Creating and enforcing GraphQL schema conventions

When we’re building an API we’re creating a contract between ourselves and our consumers. We should ideally make that contract as easier to understand as possible, this can help reduce support burden on the API team and empower the consumer to do more with the API.

GraphQL comes with a strong type system that represents the fields available to query and their types. Collectively this collection of types is known as the schema of the service.

Typically when design the schema we’ll have a series of conventions or rules for the shape of the schema. Examples of these types of conventions could be:

Naming

Structure

Security

It’s worth nothing that a lot of these conventions may be enforced by your GraphQL framework of choice.

Enforcing conventions

Unit tests are probably the easiest way to create and enforce conventions against our schema. If we can express the convention in code then we can easily determine if parts of our schema don’t conform to the convention.

The first thing our tests will need to do is create the same schema as our application.

// This method is the schema setup code that would likely be called in ASP.NET Startup
static void CreateSchema(IServiceCollection services)
{
    services.AddGraphQL(
        SchemaBuilder.New()
            .AddQueryType<QueryType>()
            ... // more setup code here
        );
}

static ISchema CreateSchemaForTesting()
{
	var services = new ServiceCollection();

	CreateSchema(services);

	var provider = services.BuildServiceProvider();

	return provider.GetRequiredService<ISchema>();
}

With these helper methods in place we can create tests that use linq to expore our collection of types. The following ensures all our enums support UNKNOWN. One of the reasons we do this is to esnsure the uninitialized variables of database columns don’t automatically hold a business value.

[Fact]
public void EnumTypesShouldSupportUnknown()
{
	var schema = CreateSchemaForTesting();

	var enumsWithoutUnknown = schema.Types
		.OfType<EnumType>()
		.Where(t => !IntrospectionTypes.IsIntrospectionType(t.Name))
		.Where(t => t.Values.All(v => v.Name != "UNKNOWN"))
		.ToList();

	Assert.Empty(enumsWithoutUnknown);
}

One important thing we want to do is remove the introspection types from the mix, otherwise we’d see failures for the enums __DirectiveLocation and __TypeKind.

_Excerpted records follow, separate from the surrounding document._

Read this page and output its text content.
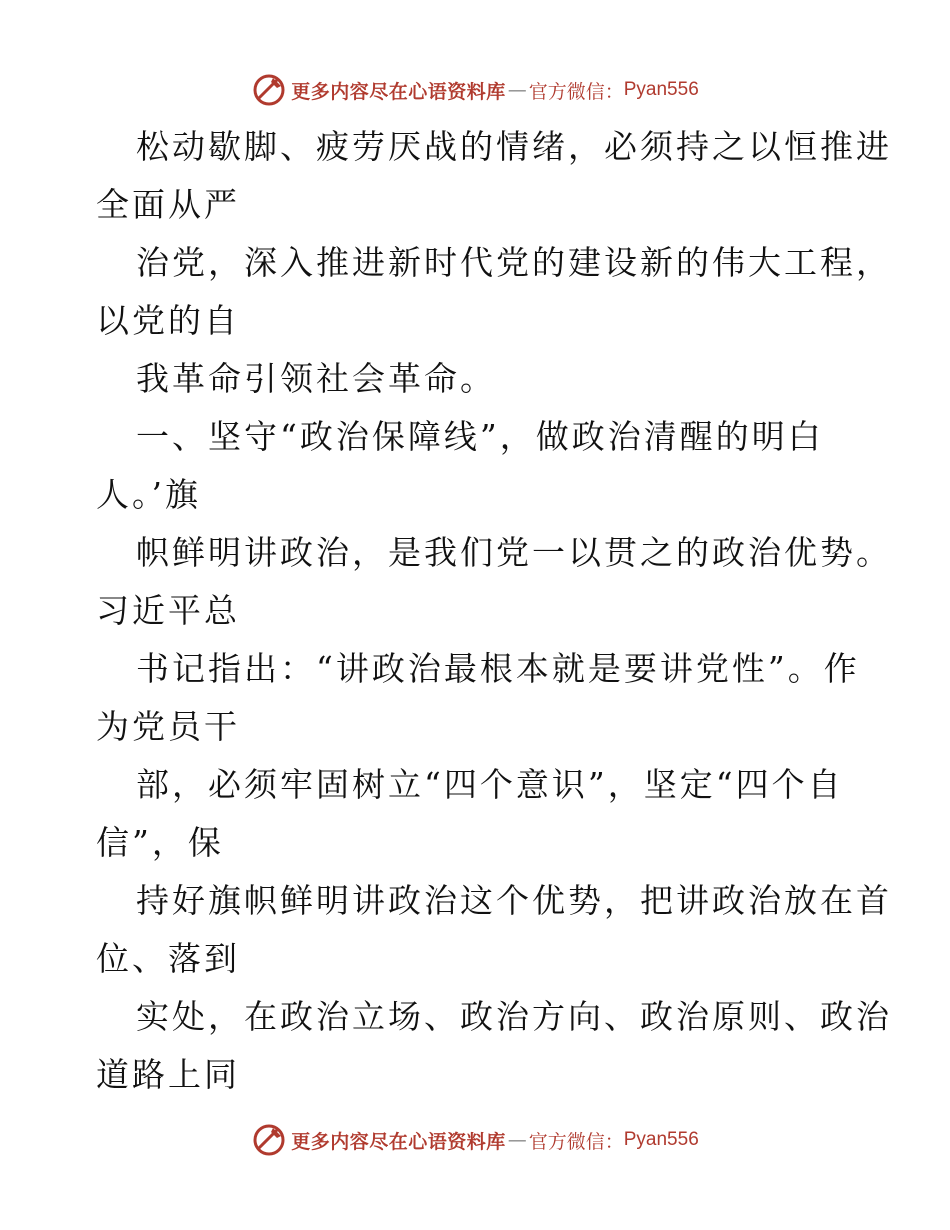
更多内容尽在心语资料库 — 官方微信： Pyan556
松动歇脚、疲劳厌战的情绪，必须持之以恒推进
全面从严
治党，深入推进新时代党的建设新的伟大工程，
以党的自
我革命引领社会革命。
一、坚守“政治保障线”，做政治清醒的明白
人。’旗
帜鲜明讲政治，是我们党一以贯之的政治优势。
习近平总
书记指出：“讲政治最根本就是要讲党性”。作
为党员干
部，必须牢固树立“四个意识”，坚定“四个自
信”，保
持好旗帜鲜明讲政治这个优势，把讲政治放在首
位、落到
实处，在政治立场、政治方向、政治原则、政治
道路上同
更多内容尽在心语资料库 — 官方微信： Pyan556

Adding conventions to an existing schema

Obviously the earlier in a project’s lifecycle we can apply rules and conventions like these the better. This enables us to ensure all our future changes to the schema are inline with our intended direction. Sometimes however this isn’t the case. We may have an existing schema we want to provide a stronger future direction to by using convention based tests such as these.

The problem comes when we may have parts of our existing schema that violate our conventions. Ideally we’d update our schema to reflect our conventions but if this is a schema that’s being used in production these updates represent breaking changes to our clients. We may have to go through a migration process to get our clients using the more conventional approach. This would look something like:

  1. Add the new types / fields to the schema, but preserve the existing non-conventional types / fields, mark them as @deprecrated.
  2. Use stats / metrics to determine when none of your clients are using the deprecated types / fields any more.
  3. Remove the deprecated types / fields.

When we’re going through this process we still want to have our conventions enforced for new changes but we capture these existing types as “exceptions to the rule” until we’ve managed to migrate our users away from them.

This is where Approval Tests come in, if we update our test to replace the Assert with the following we can capture all the existing broken conventions in our approval file.

Approvals.VerifyAll("All enums should support an UNKNOWN value.", enumsWithoutUnknown, t => t.Name);

New types that break the convention will cause the approval to fail and as we work through the migration we can update the approval file. Once we have no existing types against the convention we can update the test to our Assert.

Conclusion

We can use unit tests to explore our GraphQL schema to ensure it follows conventions and approaches we’ve decided up when designing our schema.

We can then use tools such as apporval tests to capture existsing broken conventions when applying these rules to existing schemas while working to remove them.